Light curing processes have become very popular and useful in a wide variety of applications including printing, coating, adhesives, and the like. Many types of curing processes exist such as arc lamp and ultraviolet light-emitting diode (LED) curing processes. These curing processes alter the chemical and physical properties and structures of a light-activated material so that the material becomes “cured” to a substrate through the curing process.

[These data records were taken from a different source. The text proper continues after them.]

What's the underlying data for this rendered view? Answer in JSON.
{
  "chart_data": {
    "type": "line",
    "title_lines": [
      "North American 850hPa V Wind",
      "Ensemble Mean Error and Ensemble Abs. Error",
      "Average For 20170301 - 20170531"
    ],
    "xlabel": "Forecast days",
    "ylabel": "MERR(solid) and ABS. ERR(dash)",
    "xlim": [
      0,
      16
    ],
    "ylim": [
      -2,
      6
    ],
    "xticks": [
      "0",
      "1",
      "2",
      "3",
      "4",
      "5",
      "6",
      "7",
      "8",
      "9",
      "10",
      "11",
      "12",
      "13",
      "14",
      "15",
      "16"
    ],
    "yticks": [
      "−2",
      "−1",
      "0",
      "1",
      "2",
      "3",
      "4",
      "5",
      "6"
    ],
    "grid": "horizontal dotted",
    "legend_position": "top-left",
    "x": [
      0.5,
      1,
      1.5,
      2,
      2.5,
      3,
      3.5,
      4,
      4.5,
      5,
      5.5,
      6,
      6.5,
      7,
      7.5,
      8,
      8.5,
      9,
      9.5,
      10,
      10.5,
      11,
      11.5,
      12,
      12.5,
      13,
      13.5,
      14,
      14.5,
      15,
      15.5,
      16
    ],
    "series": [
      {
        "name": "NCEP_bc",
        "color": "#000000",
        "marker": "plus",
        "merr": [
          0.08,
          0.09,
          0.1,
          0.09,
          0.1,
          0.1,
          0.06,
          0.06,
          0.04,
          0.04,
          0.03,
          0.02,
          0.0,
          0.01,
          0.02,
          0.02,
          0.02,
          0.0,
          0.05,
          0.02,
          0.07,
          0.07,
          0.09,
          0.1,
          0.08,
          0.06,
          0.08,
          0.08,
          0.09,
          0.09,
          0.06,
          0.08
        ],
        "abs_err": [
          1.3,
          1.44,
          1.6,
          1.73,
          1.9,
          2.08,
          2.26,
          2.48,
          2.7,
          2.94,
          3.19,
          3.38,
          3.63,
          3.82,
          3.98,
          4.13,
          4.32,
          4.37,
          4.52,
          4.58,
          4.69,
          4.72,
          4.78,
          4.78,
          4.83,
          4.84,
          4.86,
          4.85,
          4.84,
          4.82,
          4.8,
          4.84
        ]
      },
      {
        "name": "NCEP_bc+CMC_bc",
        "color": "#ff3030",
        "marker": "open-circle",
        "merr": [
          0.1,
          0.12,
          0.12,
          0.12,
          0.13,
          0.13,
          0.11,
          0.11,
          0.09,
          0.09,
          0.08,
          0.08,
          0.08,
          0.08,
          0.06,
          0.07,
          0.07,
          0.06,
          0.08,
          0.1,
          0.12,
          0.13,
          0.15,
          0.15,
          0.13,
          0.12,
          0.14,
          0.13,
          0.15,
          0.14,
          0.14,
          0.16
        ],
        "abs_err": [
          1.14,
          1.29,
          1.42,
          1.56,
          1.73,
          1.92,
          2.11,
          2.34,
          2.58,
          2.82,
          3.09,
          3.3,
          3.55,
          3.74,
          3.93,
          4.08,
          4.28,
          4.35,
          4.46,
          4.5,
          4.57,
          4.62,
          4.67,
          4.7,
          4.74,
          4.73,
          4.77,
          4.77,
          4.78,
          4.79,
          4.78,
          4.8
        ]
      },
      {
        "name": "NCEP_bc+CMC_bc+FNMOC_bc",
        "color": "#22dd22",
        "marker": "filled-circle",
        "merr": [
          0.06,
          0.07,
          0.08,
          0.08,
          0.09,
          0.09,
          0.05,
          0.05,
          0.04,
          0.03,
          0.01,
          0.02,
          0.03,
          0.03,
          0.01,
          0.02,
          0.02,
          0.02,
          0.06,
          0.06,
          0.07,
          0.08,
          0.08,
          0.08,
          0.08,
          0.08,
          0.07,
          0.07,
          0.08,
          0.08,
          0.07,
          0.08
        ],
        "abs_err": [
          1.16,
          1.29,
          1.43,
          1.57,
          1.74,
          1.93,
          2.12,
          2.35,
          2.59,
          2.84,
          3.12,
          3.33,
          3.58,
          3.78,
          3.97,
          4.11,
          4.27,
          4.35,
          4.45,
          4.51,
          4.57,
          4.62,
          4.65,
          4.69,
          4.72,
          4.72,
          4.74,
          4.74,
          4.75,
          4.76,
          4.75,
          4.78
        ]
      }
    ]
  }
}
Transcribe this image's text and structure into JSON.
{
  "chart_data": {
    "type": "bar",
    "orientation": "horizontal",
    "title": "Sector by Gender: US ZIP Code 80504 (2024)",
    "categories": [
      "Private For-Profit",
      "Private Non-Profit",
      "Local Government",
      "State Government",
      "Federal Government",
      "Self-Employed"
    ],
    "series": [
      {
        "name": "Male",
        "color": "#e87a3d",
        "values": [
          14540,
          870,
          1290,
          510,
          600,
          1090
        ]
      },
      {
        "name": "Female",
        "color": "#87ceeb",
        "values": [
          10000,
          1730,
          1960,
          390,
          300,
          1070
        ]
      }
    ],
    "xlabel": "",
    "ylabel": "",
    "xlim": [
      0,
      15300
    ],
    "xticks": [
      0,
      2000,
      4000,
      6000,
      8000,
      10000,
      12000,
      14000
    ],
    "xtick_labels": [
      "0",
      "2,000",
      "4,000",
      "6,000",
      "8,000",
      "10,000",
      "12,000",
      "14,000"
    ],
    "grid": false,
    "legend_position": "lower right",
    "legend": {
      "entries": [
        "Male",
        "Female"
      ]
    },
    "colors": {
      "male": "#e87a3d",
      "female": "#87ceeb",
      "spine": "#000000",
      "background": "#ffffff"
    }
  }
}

One critical aspect of the light-curing process is to determine when a light-activated material has completed or is nearing completion of the curing process. An indication of completion of the curing process is to measure the extent of polymerization of the light-activated material. This determination is typically performed by Fourier transform infrared (FTIR) spectroscopy methods, which require equipment that is expensive to manufacture and maintain. Alternatively, rub or tape tests are used to determine whether the curing process is complete, which are rudimentary and subjective tests and thus require significant amounts of training the testers to perform the tests correctly and reach an accurate test result. Both the FTIR spectroscopy and the rub and tape tests are performed after the curing process has been estimated to be completed and are not done in real-time. Because the curing process is stopped to perform these tests, the overall process takes more time to complete, which reduces efficiency. Further, the rub and tape tests are very rudimentary tests that can be subjective and inefficient, which leaves room for error and a reduction in productivity.
Accordingly, there remains a need for an improved monitoring device that can detect the level of cure of light-activated materials in an accurate and cost-effective manner.